The coordination of metabolic signals among different cellular components in pathological retinal angiogenesis is poorly understood. Here, we showed that in the pathological angiogenic vascular niche, retinal myeloid cells, particularly macrophages/microglia that are spatially adjacent to endothelial cells (ECs), are highly glycolytic. We refer to these macrophages/microglia that exhibit a unique angiogenic phenotype with increased expression of both M1 and M2 markers and enhanced production of both proinflammatory and proangiogenic cytokines as pathological retinal angiogenesis–associated glycolytic macrophages/microglia (PRAGMs). The phenotype of PRAGMs was recapitulated in bone marrow–derived macrophages or retinal microglia stimulated by lactate that was produced by hypoxic retinal ECs. Knockout of 6-phosphofructo-2-kinase/fructose-2, 6-bisphosphatase (PFKFB3; Pfkfb3 for rodents), a glycolytic activator in myeloid cells, impaired the ability of macrophages/microglia to acquire an angiogenic phenotype, rendering them unable to promote EC proliferation and sprouting and pathological neovascularization in a mouse model of oxygen-induced proliferative retinopathy. Mechanistically, hyperglycolytic macrophages/microglia produced large amount of acetyl–coenzyme A, leading to histone acetylation and PRAGM-related gene induction, thus reprogramming macrophages/microglia into an angiogenic phenotype. These findings reveal a critical role of glycolytic metabolites as initiators of reciprocal activation of macrophages/microglia and ECs in the retinal angiogenic niche and suggest that strategies targeting the metabolic communication between these cell types may be efficacious in the treatment of pathological retinal angiogenesis.

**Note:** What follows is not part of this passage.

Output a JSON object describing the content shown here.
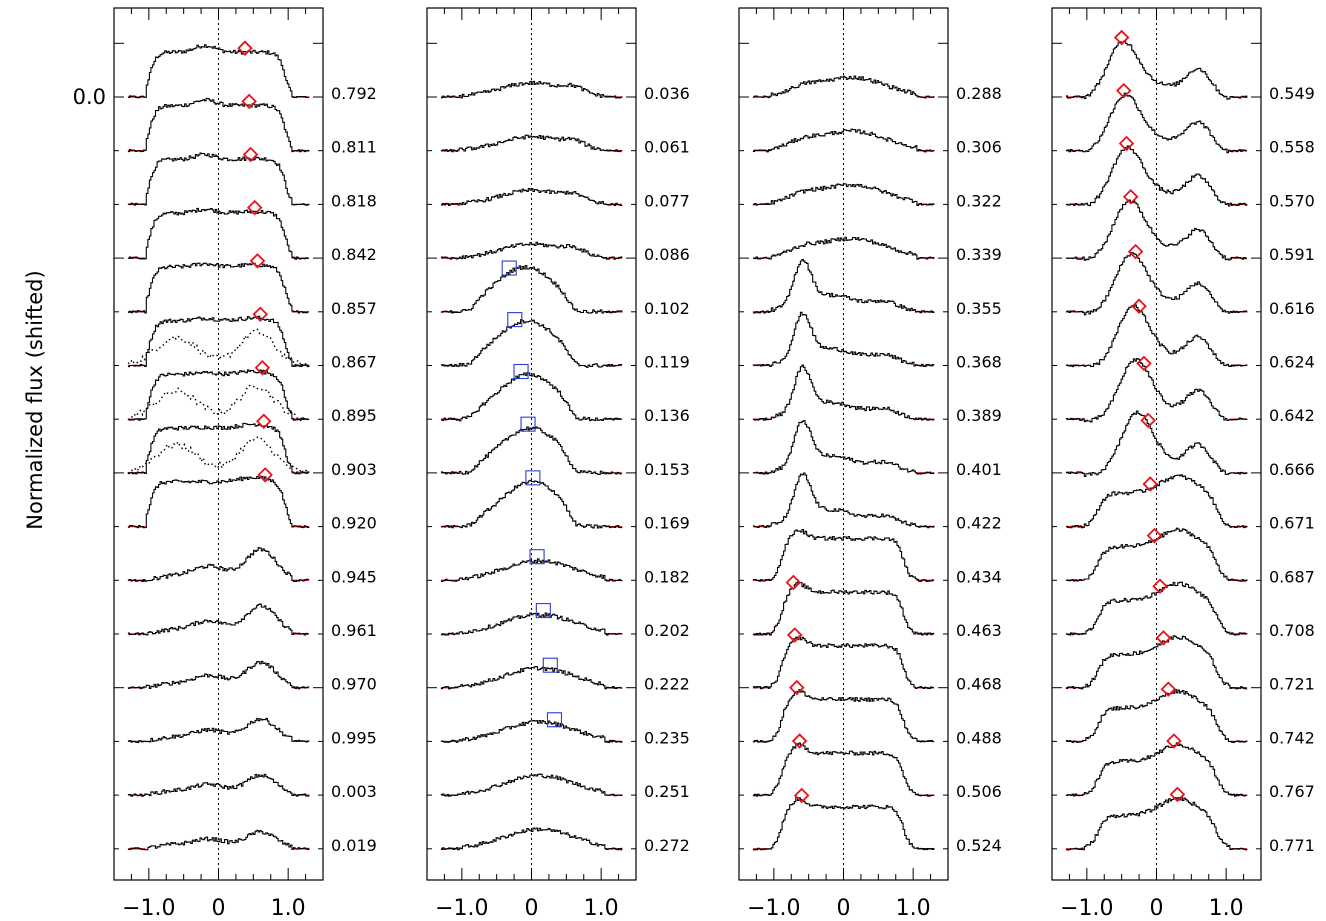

对病理性视网膜血管生成中不同细胞成分之间代谢信号的协调知之甚少。在这里，我们发现在病理性血管生成血管壁龛中，视网膜髓细胞，特别是与内皮细胞 (EC) 空间相邻的巨噬细胞/小胶质细胞，具有高度糖酵解。我们将这些表现出独特血管生成表型的巨噬细胞/小胶质细胞称为 M1 和 M2 标志物的表达增加和促炎和促血管生成细胞因子的增加，称为病理性视网膜血管生成相关糖酵解巨噬细胞/小胶质细胞 (PRAGM)。PRAGMs 的表型在骨髓来源的巨噬细胞或视网膜小胶质细胞中被概括，由低氧视网膜 ECs 产生的乳酸刺激。敲除 6-phosphofructo-2-kinase/fructose-2，PFKFB3 ; Pfkfb3对于啮齿类动物），骨髓细胞中的糖酵解激活剂，损害巨噬细胞/小胶质细胞获得血管生成表型的能力，使它们无法在氧诱导的增殖性视网膜病变小鼠模型中促进 EC 增殖和发芽和病理性新血管形成。从机制上讲，高糖酵解巨噬细胞/小胶质细胞产生大量乙酰辅酶 A，导致组蛋白乙酰化和 PRAGM 相关基因诱导，从而将巨噬细胞/小胶质细胞重编程为血管生成表型。